The MetaDragon exploit in May 2024 resulted in $180,000 in losses — the 49th largest of 188 DeFi incidents that year.
When did the MetaDragon hack happen?
The MetaDragon exploit was recorded on May 29, 2024 — 685 days ago.
What type of exploit hit MetaDragon?
The MetaDragon incident is classified as a Access Control. A privileged function lacks a proper authorisation check, letting an unauthorised caller execute it.

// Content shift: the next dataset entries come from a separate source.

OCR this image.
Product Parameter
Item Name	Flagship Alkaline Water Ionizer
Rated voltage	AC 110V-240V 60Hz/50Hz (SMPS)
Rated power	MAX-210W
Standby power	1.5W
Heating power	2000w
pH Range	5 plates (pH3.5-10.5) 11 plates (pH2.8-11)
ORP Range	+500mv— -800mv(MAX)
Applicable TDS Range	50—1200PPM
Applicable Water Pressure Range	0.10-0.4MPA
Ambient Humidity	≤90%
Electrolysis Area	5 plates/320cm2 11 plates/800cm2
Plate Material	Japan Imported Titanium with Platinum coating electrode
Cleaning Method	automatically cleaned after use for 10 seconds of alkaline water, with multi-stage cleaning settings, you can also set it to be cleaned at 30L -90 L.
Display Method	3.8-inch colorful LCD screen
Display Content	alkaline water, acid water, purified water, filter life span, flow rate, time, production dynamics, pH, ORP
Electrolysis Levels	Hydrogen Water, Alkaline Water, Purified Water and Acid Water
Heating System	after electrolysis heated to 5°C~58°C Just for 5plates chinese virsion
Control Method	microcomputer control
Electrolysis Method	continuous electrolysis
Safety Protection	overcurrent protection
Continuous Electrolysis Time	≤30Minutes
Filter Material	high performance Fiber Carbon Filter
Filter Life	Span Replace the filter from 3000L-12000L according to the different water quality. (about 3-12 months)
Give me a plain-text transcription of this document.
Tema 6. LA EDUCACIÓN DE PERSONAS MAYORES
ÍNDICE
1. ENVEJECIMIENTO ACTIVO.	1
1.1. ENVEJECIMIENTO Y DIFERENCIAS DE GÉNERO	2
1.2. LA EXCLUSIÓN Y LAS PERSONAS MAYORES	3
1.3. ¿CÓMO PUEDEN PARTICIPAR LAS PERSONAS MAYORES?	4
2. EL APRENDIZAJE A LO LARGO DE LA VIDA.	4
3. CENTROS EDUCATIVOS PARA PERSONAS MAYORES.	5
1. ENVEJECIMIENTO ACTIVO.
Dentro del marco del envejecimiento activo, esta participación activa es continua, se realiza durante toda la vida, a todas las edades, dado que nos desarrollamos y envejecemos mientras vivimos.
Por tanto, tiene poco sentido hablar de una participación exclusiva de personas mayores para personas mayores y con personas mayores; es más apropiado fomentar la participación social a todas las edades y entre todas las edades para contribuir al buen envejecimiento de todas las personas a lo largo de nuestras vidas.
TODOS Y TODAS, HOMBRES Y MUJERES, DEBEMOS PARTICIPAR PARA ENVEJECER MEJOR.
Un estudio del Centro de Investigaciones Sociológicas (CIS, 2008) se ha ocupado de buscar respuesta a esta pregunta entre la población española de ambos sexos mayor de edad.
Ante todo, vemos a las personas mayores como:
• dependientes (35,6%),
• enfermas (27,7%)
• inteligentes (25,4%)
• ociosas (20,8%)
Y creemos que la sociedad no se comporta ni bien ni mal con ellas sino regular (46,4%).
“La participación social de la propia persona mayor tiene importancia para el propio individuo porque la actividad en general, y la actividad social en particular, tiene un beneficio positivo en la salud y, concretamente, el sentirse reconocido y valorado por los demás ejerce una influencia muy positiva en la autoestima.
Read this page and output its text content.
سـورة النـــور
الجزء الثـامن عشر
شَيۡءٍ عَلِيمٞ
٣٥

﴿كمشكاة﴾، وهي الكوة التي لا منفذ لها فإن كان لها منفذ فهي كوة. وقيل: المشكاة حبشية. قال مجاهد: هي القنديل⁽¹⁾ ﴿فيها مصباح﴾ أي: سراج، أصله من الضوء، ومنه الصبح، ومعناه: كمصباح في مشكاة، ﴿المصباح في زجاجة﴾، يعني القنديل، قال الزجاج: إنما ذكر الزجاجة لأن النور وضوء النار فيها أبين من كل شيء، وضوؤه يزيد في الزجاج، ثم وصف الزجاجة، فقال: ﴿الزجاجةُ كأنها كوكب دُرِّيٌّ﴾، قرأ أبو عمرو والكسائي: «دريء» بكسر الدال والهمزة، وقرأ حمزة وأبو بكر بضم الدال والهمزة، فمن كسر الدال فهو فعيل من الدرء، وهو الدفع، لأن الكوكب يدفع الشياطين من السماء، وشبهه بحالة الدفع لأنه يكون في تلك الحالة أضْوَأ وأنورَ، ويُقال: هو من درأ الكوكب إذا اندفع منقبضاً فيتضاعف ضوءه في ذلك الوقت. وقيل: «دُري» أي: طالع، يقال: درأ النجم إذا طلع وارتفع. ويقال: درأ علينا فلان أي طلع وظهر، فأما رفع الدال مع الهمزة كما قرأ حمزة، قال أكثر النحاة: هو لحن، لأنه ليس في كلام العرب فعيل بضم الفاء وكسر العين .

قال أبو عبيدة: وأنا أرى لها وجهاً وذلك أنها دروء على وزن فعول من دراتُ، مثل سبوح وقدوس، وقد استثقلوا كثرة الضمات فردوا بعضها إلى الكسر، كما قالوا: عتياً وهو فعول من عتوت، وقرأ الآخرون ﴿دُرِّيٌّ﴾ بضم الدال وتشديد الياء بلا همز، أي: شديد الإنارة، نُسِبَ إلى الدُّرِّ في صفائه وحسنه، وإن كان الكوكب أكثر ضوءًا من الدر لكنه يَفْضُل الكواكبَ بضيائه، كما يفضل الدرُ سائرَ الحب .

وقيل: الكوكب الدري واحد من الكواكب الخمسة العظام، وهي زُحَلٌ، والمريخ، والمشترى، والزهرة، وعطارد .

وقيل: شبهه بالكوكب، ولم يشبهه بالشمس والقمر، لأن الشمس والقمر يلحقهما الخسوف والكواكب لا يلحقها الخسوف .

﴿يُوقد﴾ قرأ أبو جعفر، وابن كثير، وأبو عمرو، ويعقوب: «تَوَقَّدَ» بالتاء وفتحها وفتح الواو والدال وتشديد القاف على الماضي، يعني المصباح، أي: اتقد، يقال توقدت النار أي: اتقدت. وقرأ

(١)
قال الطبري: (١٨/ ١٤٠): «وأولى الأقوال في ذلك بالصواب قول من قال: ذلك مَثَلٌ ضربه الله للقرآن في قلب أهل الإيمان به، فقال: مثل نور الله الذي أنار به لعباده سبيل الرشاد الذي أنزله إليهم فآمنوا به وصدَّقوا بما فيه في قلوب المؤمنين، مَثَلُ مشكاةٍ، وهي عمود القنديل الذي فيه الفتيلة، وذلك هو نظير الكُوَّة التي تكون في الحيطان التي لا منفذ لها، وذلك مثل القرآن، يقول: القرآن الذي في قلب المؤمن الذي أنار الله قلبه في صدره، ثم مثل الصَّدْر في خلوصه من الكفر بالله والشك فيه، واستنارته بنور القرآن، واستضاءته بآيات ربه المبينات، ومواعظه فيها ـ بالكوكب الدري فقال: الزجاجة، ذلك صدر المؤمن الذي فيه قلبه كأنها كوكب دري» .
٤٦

How common is the Access Control pattern seen at MetaDragon?
Our archive contains 77 documented access control incidents. The MetaDragon incident is one of them.
How does MetaDragon compare to the largest Access Control attack?
The largest access control incident in our archive is Corkprotocol (2025) at $12M. The MetaDragon loss is $180K.
What are the types of blockchain models mentioned?
Public, private, permissioned, and permissionless.
How does the proposed cross-chain protocol provide offline tolerance?
The protocol is encoded into a P2SH script, allowing it to function even when participants are offline.